In the news today comes a story about NBC trying to silence its competition.
NBC was proud of itself yesterday, and reported that it had gotten Google to ban ads from the conservative media outlet The Federalist, and one other media outlet for what NBC claimed was ‘hate speech’.
According to an NBC report, the network glowingly announced that its investigative work had not only found the offenses but had reported them and demanded that Google take action to ban any ads from their competitors, which it claimed Google had done. They reported their victory: “Google blocked The Federalist from its advertising platform after the NBC News Verification Unit brought the project to its attention.”, referencing a ‘project’ that said that it found The Federalist was promoting ‘hate speech’.
At least two high profile NBC staff members took to their personal Twitter accounts to pat themselves on the back, including NBC News’ Adele-Momoko Fraser, the London-based journalist behind the report, claiming that she took down two ‘far right’ media sites. (‘far right’ being a derogatory term for any conservative, of course.

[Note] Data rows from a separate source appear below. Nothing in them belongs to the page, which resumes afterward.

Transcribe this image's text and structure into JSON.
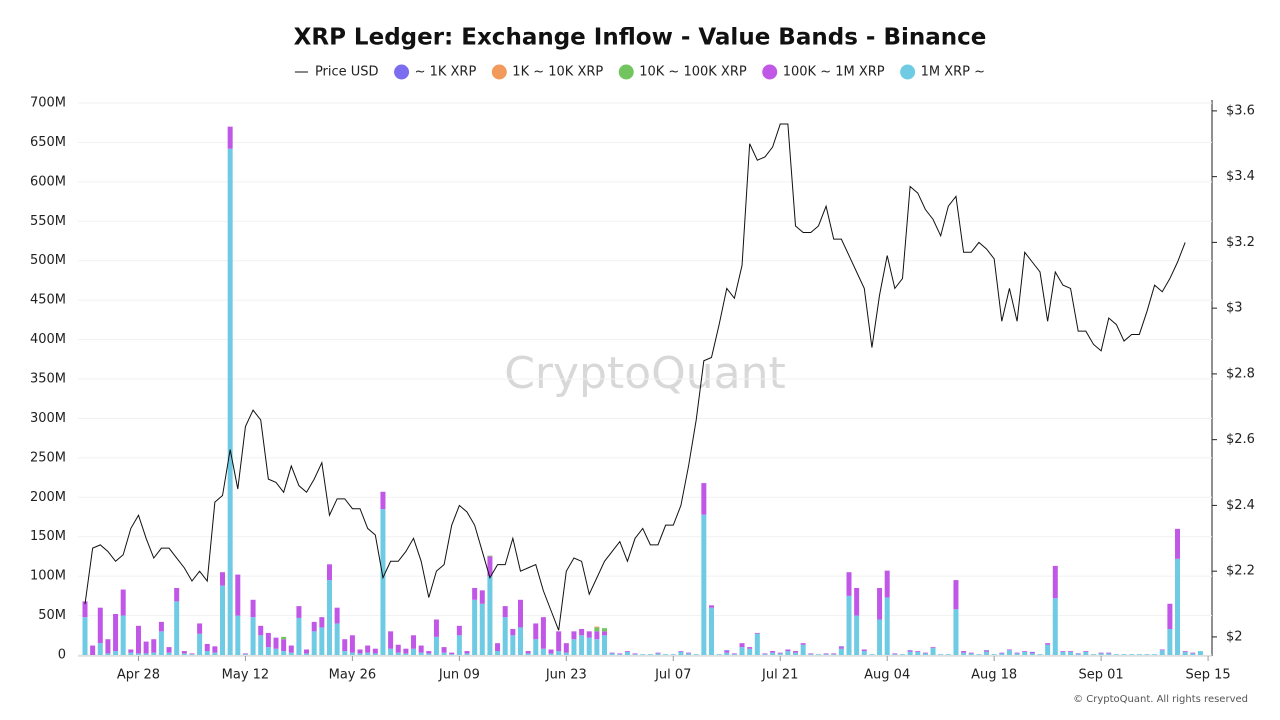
{
  "chart_data": {
    "type": "bar",
    "title": "XRP Ledger: Exchange Inflow - Value Bands - Binance",
    "watermark": "CryptoQuant",
    "footer": "© CryptoQuant. All rights reserved",
    "grid": true,
    "legend": "top",
    "categories": [
      null,
      null,
      null,
      null,
      null,
      null,
      null,
      "Apr 28",
      null,
      null,
      null,
      null,
      null,
      null,
      null,
      null,
      null,
      null,
      null,
      null,
      null,
      "May 12",
      null,
      null,
      null,
      null,
      null,
      null,
      null,
      null,
      null,
      null,
      null,
      null,
      null,
      "May 26",
      null,
      null,
      null,
      null,
      null,
      null,
      null,
      null,
      null,
      null,
      null,
      null,
      null,
      "Jun 09",
      null,
      null,
      null,
      null,
      null,
      null,
      null,
      null,
      null,
      null,
      null,
      null,
      null,
      "Jun 23",
      null,
      null,
      null,
      null,
      null,
      null,
      null,
      null,
      null,
      null,
      null,
      null,
      null,
      "Jul 07",
      null,
      null,
      null,
      null,
      null,
      null,
      null,
      null,
      null,
      null,
      null,
      null,
      null,
      "Jul 21",
      null,
      null,
      null,
      null,
      null,
      null,
      null,
      null,
      null,
      null,
      null,
      null,
      null,
      "Aug 04",
      null,
      null,
      null,
      null,
      null,
      null,
      null,
      null,
      null,
      null,
      null,
      null,
      null,
      "Aug 18",
      null,
      null,
      null,
      null,
      null,
      null,
      null,
      null,
      null,
      null,
      null,
      null,
      null,
      "Sep 01",
      null,
      null,
      null,
      null,
      null,
      null,
      null,
      null,
      null,
      null,
      null,
      null,
      null,
      "Sep 15"
    ],
    "ylim": [
      0,
      700000000
    ],
    "yticks": [
      0,
      {
        "value": 50000000,
        "label": "50M"
      },
      {
        "value": 100000000,
        "label": "100M"
      },
      {
        "value": 150000000,
        "label": "150M"
      },
      {
        "value": 200000000,
        "label": "200M"
      },
      {
        "value": 250000000,
        "label": "250M"
      },
      {
        "value": 300000000,
        "label": "300M"
      },
      {
        "value": 350000000,
        "label": "350M"
      },
      {
        "value": 400000000,
        "label": "400M"
      },
      {
        "value": 450000000,
        "label": "450M"
      },
      {
        "value": 500000000,
        "label": "500M"
      },
      {
        "value": 550000000,
        "label": "550M"
      },
      {
        "value": 600000000,
        "label": "600M"
      },
      {
        "value": 650000000,
        "label": "650M"
      },
      {
        "value": 700000000,
        "label": "700M"
      }
    ],
    "y2lim": [
      1.945,
      3.624
    ],
    "y2ticks": [
      {
        "value": 2,
        "label": "$2"
      },
      {
        "value": 2.2,
        "label": "$2.2"
      },
      {
        "value": 2.4,
        "label": "$2.4"
      },
      {
        "value": 2.6,
        "label": "$2.6"
      },
      {
        "value": 2.8,
        "label": "$2.8"
      },
      {
        "value": 3,
        "label": "$3"
      },
      {
        "value": 3.2,
        "label": "$3.2"
      },
      {
        "value": 3.4,
        "label": "$3.4"
      },
      {
        "value": 3.6,
        "label": "$3.6"
      }
    ],
    "series": [
      {
        "name": "Price USD",
        "type": "line",
        "axis": "y2",
        "color": "#111111",
        "values": [
          2.1,
          2.27,
          2.28,
          2.26,
          2.23,
          2.25,
          2.33,
          2.37,
          2.3,
          2.24,
          2.27,
          2.27,
          2.24,
          2.21,
          2.17,
          2.2,
          2.17,
          2.41,
          2.43,
          2.57,
          2.45,
          2.64,
          2.69,
          2.66,
          2.48,
          2.47,
          2.44,
          2.52,
          2.46,
          2.44,
          2.48,
          2.53,
          2.37,
          2.42,
          2.42,
          2.39,
          2.39,
          2.33,
          2.31,
          2.18,
          2.23,
          2.23,
          2.26,
          2.3,
          2.23,
          2.12,
          2.2,
          2.22,
          2.34,
          2.4,
          2.38,
          2.34,
          2.26,
          2.18,
          2.22,
          2.22,
          2.3,
          2.2,
          2.21,
          2.22,
          2.14,
          2.08,
          2.02,
          2.2,
          2.24,
          2.23,
          2.13,
          2.18,
          2.23,
          2.26,
          2.29,
          2.23,
          2.3,
          2.33,
          2.28,
          2.28,
          2.34,
          2.34,
          2.4,
          2.52,
          2.66,
          2.84,
          2.85,
          2.95,
          3.06,
          3.03,
          3.13,
          3.5,
          3.45,
          3.46,
          3.49,
          3.56,
          3.56,
          3.25,
          3.23,
          3.23,
          3.25,
          3.31,
          3.21,
          3.21,
          3.16,
          3.11,
          3.06,
          2.88,
          3.04,
          3.16,
          3.06,
          3.09,
          3.37,
          3.35,
          3.3,
          3.27,
          3.22,
          3.31,
          3.34,
          3.17,
          3.17,
          3.2,
          3.18,
          3.15,
          2.96,
          3.06,
          2.96,
          3.17,
          3.14,
          3.11,
          2.96,
          3.11,
          3.07,
          3.06,
          2.93,
          2.93,
          2.89,
          2.87,
          2.97,
          2.95,
          2.9,
          2.92,
          2.92,
          2.99,
          3.07,
          3.05,
          3.09,
          3.14,
          3.2,
          null,
          null,
          null
        ]
      },
      {
        "name": "~ 1K XRP",
        "color": "#7b6cf0",
        "values": [
          0,
          0,
          0,
          0,
          0,
          0,
          0,
          0,
          0,
          0,
          0,
          0,
          0,
          0,
          0,
          0,
          0,
          0,
          0,
          0,
          0,
          0,
          0,
          0,
          0,
          0,
          0,
          0,
          0,
          0,
          0,
          0,
          0,
          0,
          0,
          0,
          0,
          0,
          0,
          0,
          0,
          0,
          0,
          0,
          0,
          0,
          0,
          0,
          0,
          0,
          0,
          0,
          0,
          0,
          0,
          0,
          0,
          0,
          0,
          0,
          0,
          0,
          0,
          0,
          0,
          0,
          0,
          0,
          0,
          0,
          0,
          0,
          0,
          0,
          0,
          0,
          0,
          0,
          0,
          0,
          0,
          0,
          0,
          0,
          1000000.0,
          0,
          0,
          0,
          0,
          0,
          0,
          0,
          0,
          0,
          0,
          0,
          0,
          0,
          0,
          1000000.0,
          0,
          0,
          0,
          0,
          0,
          0,
          0,
          0,
          1000000.0,
          0,
          0,
          0,
          0,
          0,
          0,
          0,
          0,
          0,
          1000000.0,
          0,
          0,
          0,
          0,
          0,
          1000000.0,
          0,
          0,
          0,
          0,
          0,
          1000000.0,
          0,
          0,
          0,
          0,
          0,
          0,
          0,
          0,
          0,
          0,
          0,
          0,
          0,
          0,
          0,
          0,
          null
        ]
      },
      {
        "name": "1K ~ 10K XRP",
        "color": "#f29a5c",
        "values": [
          0,
          0,
          0,
          0,
          0,
          0,
          0,
          0,
          0,
          0,
          0,
          0,
          0,
          0,
          0,
          0,
          0,
          0,
          0,
          0,
          0,
          0,
          0,
          0,
          0,
          0,
          0,
          0,
          0,
          0,
          0,
          0,
          0,
          0,
          0,
          0,
          0,
          0,
          0,
          0,
          0,
          0,
          0,
          0,
          0,
          0,
          0,
          0,
          0,
          0,
          0,
          0,
          0,
          0,
          0,
          0,
          0,
          0,
          0,
          0,
          0,
          0,
          0,
          0,
          0,
          0,
          0,
          1000000.0,
          0,
          0,
          0,
          0,
          0,
          0,
          0,
          0,
          0,
          0,
          0,
          0,
          0,
          0,
          0,
          0,
          0,
          0,
          0,
          0,
          0,
          0,
          0,
          0,
          0,
          0,
          0,
          0,
          0,
          0,
          0,
          0,
          0,
          0,
          0,
          0,
          0,
          0,
          0,
          0,
          0,
          0,
          0,
          0,
          0,
          0,
          0,
          0,
          0,
          0,
          0,
          0,
          0,
          0,
          0,
          0,
          0,
          0,
          0,
          0,
          0,
          0,
          0,
          0,
          0,
          0,
          0,
          0,
          0,
          0,
          0,
          0,
          0,
          0,
          0,
          0,
          0,
          0,
          0,
          null
        ]
      },
      {
        "name": "10K ~ 100K XRP",
        "color": "#72c45e",
        "values": [
          0,
          0,
          0,
          0,
          0,
          0,
          0,
          0,
          0,
          0,
          0,
          0,
          0,
          0,
          0,
          0,
          0,
          0,
          0,
          0,
          0,
          0,
          0,
          0,
          0,
          0,
          3000000.0,
          0,
          0,
          0,
          0,
          0,
          0,
          0,
          0,
          0,
          0,
          0,
          0,
          0,
          0,
          0,
          0,
          0,
          0,
          0,
          0,
          0,
          0,
          0,
          0,
          0,
          0,
          1000000.0,
          0,
          0,
          0,
          0,
          0,
          0,
          0,
          0,
          0,
          0,
          0,
          0,
          0,
          5000000.0,
          4000000.0,
          0,
          0,
          0,
          0,
          0,
          0,
          0,
          0,
          0,
          0,
          0,
          0,
          0,
          0,
          0,
          0,
          0,
          0,
          0,
          0,
          0,
          0,
          0,
          0,
          0,
          0,
          0,
          0,
          0,
          0,
          0,
          0,
          0,
          0,
          0,
          0,
          0,
          0,
          0,
          0,
          0,
          0,
          0,
          0,
          0,
          0,
          0,
          0,
          0,
          0,
          0,
          0,
          0,
          0,
          0,
          0,
          0,
          0,
          0,
          0,
          0,
          0,
          0,
          0,
          0,
          0,
          0,
          0,
          0,
          0,
          0,
          0,
          0,
          0,
          0,
          0,
          0,
          0,
          null
        ]
      },
      {
        "name": "100K ~ 1M XRP",
        "color": "#c157e6",
        "values": [
          20000000.0,
          12000000.0,
          45000000.0,
          18000000.0,
          47000000.0,
          33000000.0,
          4000000.0,
          35000000.0,
          15000000.0,
          17000000.0,
          12000000.0,
          7000000.0,
          17000000.0,
          3000000.0,
          1000000.0,
          13000000.0,
          9000000.0,
          8000000.0,
          17000000.0,
          28000000.0,
          52000000.0,
          1000000.0,
          22000000.0,
          12000000.0,
          18000000.0,
          14000000.0,
          15000000.0,
          9000000.0,
          15000000.0,
          5000000.0,
          12000000.0,
          13000000.0,
          20000000.0,
          20000000.0,
          15000000.0,
          22000000.0,
          5000000.0,
          9000000.0,
          6000000.0,
          22000000.0,
          22000000.0,
          10000000.0,
          6000000.0,
          17000000.0,
          9000000.0,
          3000000.0,
          22000000.0,
          7000000.0,
          2000000.0,
          12000000.0,
          3000000.0,
          15000000.0,
          17000000.0,
          25000000.0,
          10000000.0,
          14000000.0,
          8000000.0,
          35000000.0,
          3000000.0,
          20000000.0,
          40000000.0,
          5000000.0,
          25000000.0,
          12000000.0,
          10000000.0,
          8000000.0,
          8000000.0,
          10000000.0,
          5000000.0,
          1000000.0,
          1000000.0,
          1000000.0,
          1000000.0,
          0,
          0,
          1000000.0,
          0,
          0,
          1000000.0,
          1000000.0,
          0,
          40000000.0,
          3000000.0,
          0,
          2000000.0,
          1000000.0,
          5000000.0,
          2000000.0,
          1000000.0,
          1000000.0,
          2000000.0,
          1000000.0,
          2000000.0,
          2000000.0,
          2000000.0,
          1000000.0,
          0,
          1000000.0,
          1000000.0,
          2000000.0,
          30000000.0,
          35000000.0,
          2000000.0,
          0,
          40000000.0,
          34000000.0,
          1000000.0,
          0,
          1000000.0,
          1000000.0,
          1000000.0,
          1000000.0,
          0,
          0,
          37000000.0,
          2000000.0,
          1000000.0,
          0,
          1000000.0,
          0,
          1000000.0,
          1000000.0,
          1000000.0,
          1000000.0,
          1000000.0,
          0,
          2000000.0,
          41000000.0,
          1000000.0,
          1000000.0,
          0,
          1000000.0,
          0,
          1000000.0,
          1000000.0,
          0,
          0,
          0,
          0,
          0,
          0,
          1000000.0,
          32000000.0,
          38000000.0,
          1000000.0,
          1000000.0,
          0,
          null
        ]
      },
      {
        "name": "1M XRP ~",
        "color": "#6ecbe3",
        "values": [
          48000000.0,
          0,
          15000000.0,
          2000000.0,
          5000000.0,
          50000000.0,
          3000000.0,
          2000000.0,
          2000000.0,
          3000000.0,
          30000000.0,
          3000000.0,
          68000000.0,
          2000000.0,
          1000000.0,
          27000000.0,
          5000000.0,
          3000000.0,
          88000000.0,
          642000000.0,
          50000000.0,
          1000000.0,
          48000000.0,
          25000000.0,
          10000000.0,
          8000000.0,
          5000000.0,
          3000000.0,
          47000000.0,
          2000000.0,
          30000000.0,
          35000000.0,
          95000000.0,
          40000000.0,
          5000000.0,
          3000000.0,
          2000000.0,
          3000000.0,
          2000000.0,
          185000000.0,
          8000000.0,
          3000000.0,
          2000000.0,
          8000000.0,
          3000000.0,
          2000000.0,
          23000000.0,
          3000000.0,
          1000000.0,
          25000000.0,
          2000000.0,
          70000000.0,
          65000000.0,
          100000000.0,
          5000000.0,
          48000000.0,
          25000000.0,
          35000000.0,
          2000000.0,
          20000000.0,
          8000000.0,
          2000000.0,
          5000000.0,
          3000000.0,
          20000000.0,
          25000000.0,
          22000000.0,
          20000000.0,
          25000000.0,
          2000000.0,
          1000000.0,
          4000000.0,
          1000000.0,
          1000000.0,
          1000000.0,
          2000000.0,
          1000000.0,
          1000000.0,
          4000000.0,
          2000000.0,
          1000000.0,
          178000000.0,
          60000000.0,
          1000000.0,
          3000000.0,
          1000000.0,
          10000000.0,
          8000000.0,
          27000000.0,
          1000000.0,
          3000000.0,
          2000000.0,
          5000000.0,
          3000000.0,
          13000000.0,
          1000000.0,
          1000000.0,
          1000000.0,
          1000000.0,
          8000000.0,
          75000000.0,
          50000000.0,
          5000000.0,
          1000000.0,
          45000000.0,
          73000000.0,
          1000000.0,
          1000000.0,
          4000000.0,
          4000000.0,
          2000000.0,
          9000000.0,
          1000000.0,
          1000000.0,
          58000000.0,
          3000000.0,
          2000000.0,
          1000000.0,
          4000000.0,
          1000000.0,
          2000000.0,
          6000000.0,
          2000000.0,
          4000000.0,
          2000000.0,
          1000000.0,
          13000000.0,
          72000000.0,
          4000000.0,
          4000000.0,
          1000000.0,
          4000000.0,
          1000000.0,
          2000000.0,
          2000000.0,
          1000000.0,
          1000000.0,
          1000000.0,
          1000000.0,
          1000000.0,
          1000000.0,
          6000000.0,
          33000000.0,
          122000000.0,
          4000000.0,
          2000000.0,
          5000000.0,
          null
        ]
      }
    ]
  }
}
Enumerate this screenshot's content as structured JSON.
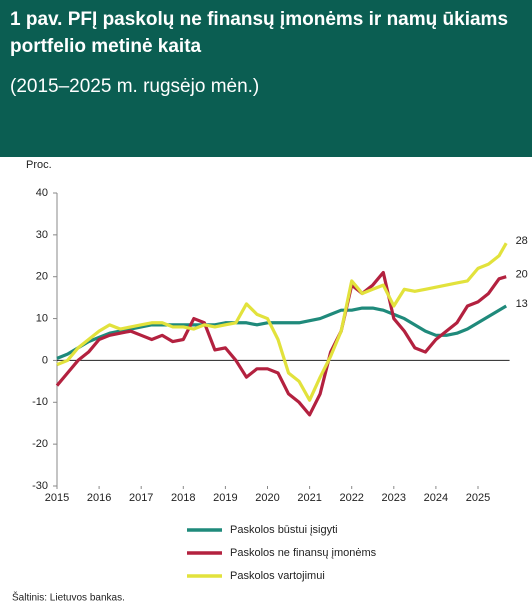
{
  "chart_data": {
    "type": "line",
    "title": "1 pav. PFĮ paskolų ne finansų įmonėms ir namų ūkiams portfelio metinė kaita",
    "subtitle": "(2015–2025 m. rugsėjo mėn.)",
    "y_label": "Proc.",
    "source": "Šaltinis: Lietuvos bankas.",
    "x": [
      2015,
      2015.25,
      2015.5,
      2015.75,
      2016,
      2016.25,
      2016.5,
      2016.75,
      2017,
      2017.25,
      2017.5,
      2017.75,
      2018,
      2018.25,
      2018.5,
      2018.75,
      2019,
      2019.25,
      2019.5,
      2019.75,
      2020,
      2020.25,
      2020.5,
      2020.75,
      2021,
      2021.25,
      2021.5,
      2021.75,
      2022,
      2022.25,
      2022.5,
      2022.75,
      2023,
      2023.25,
      2023.5,
      2023.75,
      2024,
      2024.25,
      2024.5,
      2024.75,
      2025,
      2025.25,
      2025.5,
      2025.67
    ],
    "xlim": [
      2015,
      2025.75
    ],
    "xticks": [
      2015,
      2016,
      2017,
      2018,
      2019,
      2020,
      2021,
      2022,
      2023,
      2024,
      2025
    ],
    "ylim": [
      -30,
      40
    ],
    "yticks": [
      -30,
      -20,
      -10,
      0,
      10,
      20,
      30,
      40
    ],
    "grid": false,
    "series": [
      {
        "name": "Paskolos būstui įsigyti",
        "color": "#1f8a7b",
        "end_label": 13,
        "values": [
          0.5,
          1.5,
          3,
          4.5,
          5.5,
          6.5,
          7,
          7.5,
          8,
          8.5,
          8.5,
          8.5,
          8.5,
          8.5,
          8.5,
          8.5,
          9,
          9,
          9,
          8.5,
          9,
          9,
          9,
          9,
          9.5,
          10,
          11,
          12,
          12,
          12.5,
          12.5,
          12,
          11,
          10,
          8.5,
          7,
          6,
          6,
          6.5,
          7.5,
          9,
          10.5,
          12,
          13
        ]
      },
      {
        "name": "Paskolos ne finansų įmonėms",
        "color": "#b3213f",
        "end_label": 20,
        "values": [
          -6,
          -3,
          0,
          2,
          5,
          6,
          6.5,
          7,
          6,
          5,
          6,
          4.5,
          5,
          10,
          9,
          2.5,
          3,
          0,
          -4,
          -2,
          -2,
          -3,
          -8,
          -10,
          -13,
          -8,
          2,
          7,
          18,
          16,
          18,
          21,
          10,
          7,
          3,
          2,
          5,
          7,
          9,
          13,
          14,
          16,
          19.5,
          20
        ]
      },
      {
        "name": "Paskolos vartojimui",
        "color": "#e2e23c",
        "end_label": 28,
        "values": [
          -1,
          0,
          3,
          5,
          7,
          8.5,
          7.5,
          8,
          8.5,
          9,
          9,
          8,
          8,
          7.5,
          8.5,
          8,
          8.5,
          9,
          13.5,
          11,
          10,
          5,
          -3,
          -5,
          -9.5,
          -4,
          1,
          7,
          19,
          16,
          17,
          18,
          13,
          17,
          16.5,
          17,
          17.5,
          18,
          18.5,
          19,
          22,
          23,
          25,
          28
        ]
      }
    ]
  }
}
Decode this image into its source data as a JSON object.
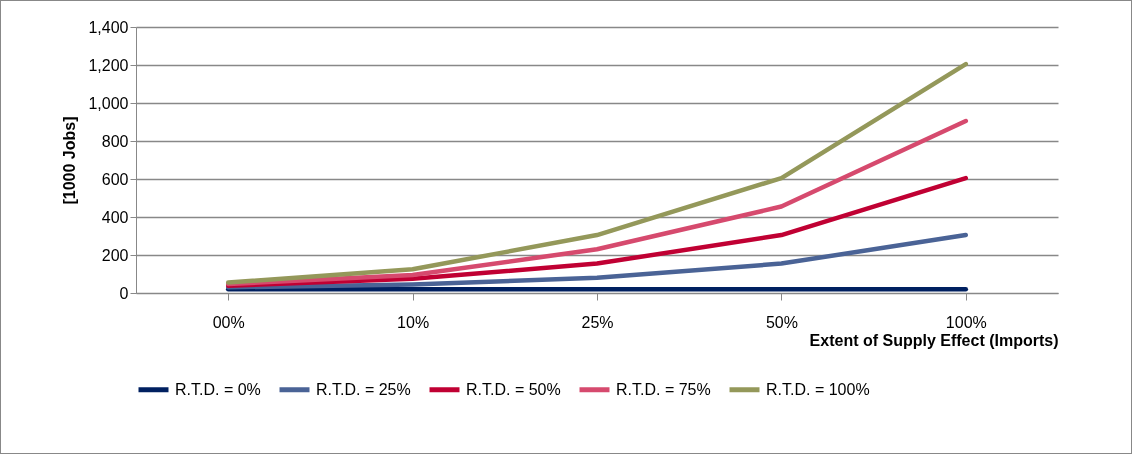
{
  "chart_data": {
    "type": "line",
    "xlabel": "Extent of Supply Effect (Imports)",
    "ylabel": "[1000 Jobs]",
    "categories": [
      "00%",
      "10%",
      "25%",
      "50%",
      "100%"
    ],
    "ylim": [
      0,
      1400
    ],
    "yticks": [
      {
        "value": 0,
        "label": "0"
      },
      {
        "value": 200,
        "label": "200"
      },
      {
        "value": 400,
        "label": "400"
      },
      {
        "value": 600,
        "label": "600"
      },
      {
        "value": 800,
        "label": "800"
      },
      {
        "value": 1000,
        "label": "1,000"
      },
      {
        "value": 1200,
        "label": "1,200"
      },
      {
        "value": 1400,
        "label": "1,400"
      }
    ],
    "grid": "y",
    "legend": "bottom",
    "marker": "none",
    "line_style": "solid",
    "series": [
      {
        "name": "R.T.D. = 0%",
        "color": "#002060",
        "values": [
          20,
          20,
          20,
          20,
          20
        ]
      },
      {
        "name": "R.T.D. = 25%",
        "color": "#4a6396",
        "values": [
          30,
          45,
          80,
          155,
          305
        ]
      },
      {
        "name": "R.T.D. = 50%",
        "color": "#c00033",
        "values": [
          38,
          75,
          155,
          305,
          605
        ]
      },
      {
        "name": "R.T.D. = 75%",
        "color": "#d64a6e",
        "values": [
          47,
          95,
          230,
          455,
          905
        ]
      },
      {
        "name": "R.T.D. = 100%",
        "color": "#94985a",
        "values": [
          55,
          125,
          305,
          605,
          1205
        ]
      }
    ]
  }
}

The Federalist is actually fairly mainstream conservative in its editorial stance)
What a convenient way to try to get rid of competition! Give NBC credit. They came up with a plan to cut of advertising for a competitor AND use that also as a way to censor a media outlet they dislike and disagree with. Genius. Of course, we do have to overlook that whole part about where they claim to be in favor of freedom of the press and the whole First Amendment thing, but they change their tune when they can find an advantage for them. NBC is flexible that way. You see, their actions show us that they don’t really believe that stuff, they just use that when they are in trouble.
Oh, and for what it’s worth, there is more to the story. Even if you think people ought to be censored for what they say, Google later issued a statement saying that the NBC report was wrong (so much for their internal fact checking). Google did not stop ads, and also said that the statements in question were in the ‘comment section’ and not in any article.